5)    Why do you gravitate towards fantasy fiction, in particular?

It’s in my bones. I’m a third generation fan of the genre, and I was raised on Lord of the Rings and Star Trek and Midsummer Night’s Dream. I love the world of science fiction and fantasy. Part of that is because you get to write about big important things like honor and justice and good and evil without having to be ironic about it. Those things matter enormously to human beings, and f&sf is one of the few genres where you can pull out all the stops and be honest about that.

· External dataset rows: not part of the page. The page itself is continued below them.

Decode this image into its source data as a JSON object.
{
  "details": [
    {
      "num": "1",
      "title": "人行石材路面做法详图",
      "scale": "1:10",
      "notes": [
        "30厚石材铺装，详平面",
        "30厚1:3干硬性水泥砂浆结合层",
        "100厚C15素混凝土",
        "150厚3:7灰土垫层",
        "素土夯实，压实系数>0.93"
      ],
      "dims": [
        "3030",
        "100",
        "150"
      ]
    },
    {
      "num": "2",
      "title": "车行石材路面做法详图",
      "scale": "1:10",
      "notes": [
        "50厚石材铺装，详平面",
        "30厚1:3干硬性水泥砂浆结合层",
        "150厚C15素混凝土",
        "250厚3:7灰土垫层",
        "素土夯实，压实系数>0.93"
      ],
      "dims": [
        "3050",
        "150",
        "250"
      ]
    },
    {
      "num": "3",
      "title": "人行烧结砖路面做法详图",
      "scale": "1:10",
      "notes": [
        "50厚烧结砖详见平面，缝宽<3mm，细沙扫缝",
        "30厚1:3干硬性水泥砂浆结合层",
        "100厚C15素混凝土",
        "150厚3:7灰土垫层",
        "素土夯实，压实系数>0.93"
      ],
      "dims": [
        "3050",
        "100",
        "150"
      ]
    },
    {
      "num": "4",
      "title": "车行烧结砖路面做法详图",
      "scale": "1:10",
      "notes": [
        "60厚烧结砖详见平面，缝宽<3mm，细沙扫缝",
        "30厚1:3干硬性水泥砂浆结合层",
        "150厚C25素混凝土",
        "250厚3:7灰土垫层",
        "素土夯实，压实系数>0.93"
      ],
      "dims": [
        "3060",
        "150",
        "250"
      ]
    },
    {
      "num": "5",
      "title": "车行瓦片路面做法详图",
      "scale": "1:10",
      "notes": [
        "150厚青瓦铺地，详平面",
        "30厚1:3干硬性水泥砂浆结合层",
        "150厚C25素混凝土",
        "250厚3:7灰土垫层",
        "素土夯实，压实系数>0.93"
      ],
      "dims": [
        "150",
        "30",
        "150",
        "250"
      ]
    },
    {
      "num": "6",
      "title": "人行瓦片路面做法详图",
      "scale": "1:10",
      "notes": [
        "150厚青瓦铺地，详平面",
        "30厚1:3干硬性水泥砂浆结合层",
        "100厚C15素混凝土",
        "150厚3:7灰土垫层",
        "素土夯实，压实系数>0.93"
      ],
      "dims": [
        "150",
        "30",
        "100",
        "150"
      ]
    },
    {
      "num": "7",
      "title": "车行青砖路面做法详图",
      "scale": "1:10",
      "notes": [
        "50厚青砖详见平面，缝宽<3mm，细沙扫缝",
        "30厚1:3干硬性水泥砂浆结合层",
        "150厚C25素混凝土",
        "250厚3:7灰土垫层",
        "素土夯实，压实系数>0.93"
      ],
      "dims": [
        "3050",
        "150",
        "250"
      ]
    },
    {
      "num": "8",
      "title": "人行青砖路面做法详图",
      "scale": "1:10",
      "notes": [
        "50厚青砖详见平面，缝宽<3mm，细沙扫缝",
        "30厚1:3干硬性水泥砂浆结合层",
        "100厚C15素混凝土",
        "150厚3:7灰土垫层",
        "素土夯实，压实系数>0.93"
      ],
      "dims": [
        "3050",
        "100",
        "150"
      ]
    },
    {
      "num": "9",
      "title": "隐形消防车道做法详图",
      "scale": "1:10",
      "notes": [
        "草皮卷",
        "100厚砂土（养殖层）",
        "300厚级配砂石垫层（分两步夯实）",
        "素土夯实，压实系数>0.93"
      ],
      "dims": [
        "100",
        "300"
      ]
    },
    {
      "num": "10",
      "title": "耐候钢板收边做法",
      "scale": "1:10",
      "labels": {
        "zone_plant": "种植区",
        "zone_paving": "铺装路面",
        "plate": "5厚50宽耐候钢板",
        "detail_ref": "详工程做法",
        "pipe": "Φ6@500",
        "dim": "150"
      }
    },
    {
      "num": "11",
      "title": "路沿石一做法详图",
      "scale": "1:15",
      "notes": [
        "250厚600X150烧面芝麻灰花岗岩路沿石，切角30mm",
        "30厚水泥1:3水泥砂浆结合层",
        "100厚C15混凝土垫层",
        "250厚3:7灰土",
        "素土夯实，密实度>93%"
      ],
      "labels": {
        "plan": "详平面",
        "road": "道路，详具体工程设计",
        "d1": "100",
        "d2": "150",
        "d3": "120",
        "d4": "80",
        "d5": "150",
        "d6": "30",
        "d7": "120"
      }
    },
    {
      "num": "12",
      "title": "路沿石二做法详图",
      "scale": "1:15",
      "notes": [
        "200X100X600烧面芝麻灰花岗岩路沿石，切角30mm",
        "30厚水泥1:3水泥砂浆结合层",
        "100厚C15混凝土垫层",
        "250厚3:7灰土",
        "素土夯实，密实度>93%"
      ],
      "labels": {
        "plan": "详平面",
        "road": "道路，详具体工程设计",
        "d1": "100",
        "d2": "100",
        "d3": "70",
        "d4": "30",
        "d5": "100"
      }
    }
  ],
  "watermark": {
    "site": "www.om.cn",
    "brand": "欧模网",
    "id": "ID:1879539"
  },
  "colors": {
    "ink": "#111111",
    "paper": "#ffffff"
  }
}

Why fantasy to a much greater extent than science fiction? Three things. First and foremost, it’s more timeless. Fantasy ages well. Read Shakespeare’s fantastic works, or Lord Dunsany, or Tolkien and you will find that time has mostly been gentle with them. Science fiction dates itself much faster. Secondly, I simply find it easier to write fantasy at book length. I’m married to a physicist and have a good grounding in science. It’s easier for me to suspend my belief for pure magic than it is for science hand-wavium like faster than light travel, or many of the other grand tropes.  Third, it generally pays better. There seems to be a bigger market for magic than for science fiction, and as someone who makes a living in the field that’s something I have to consider in focusing my energies.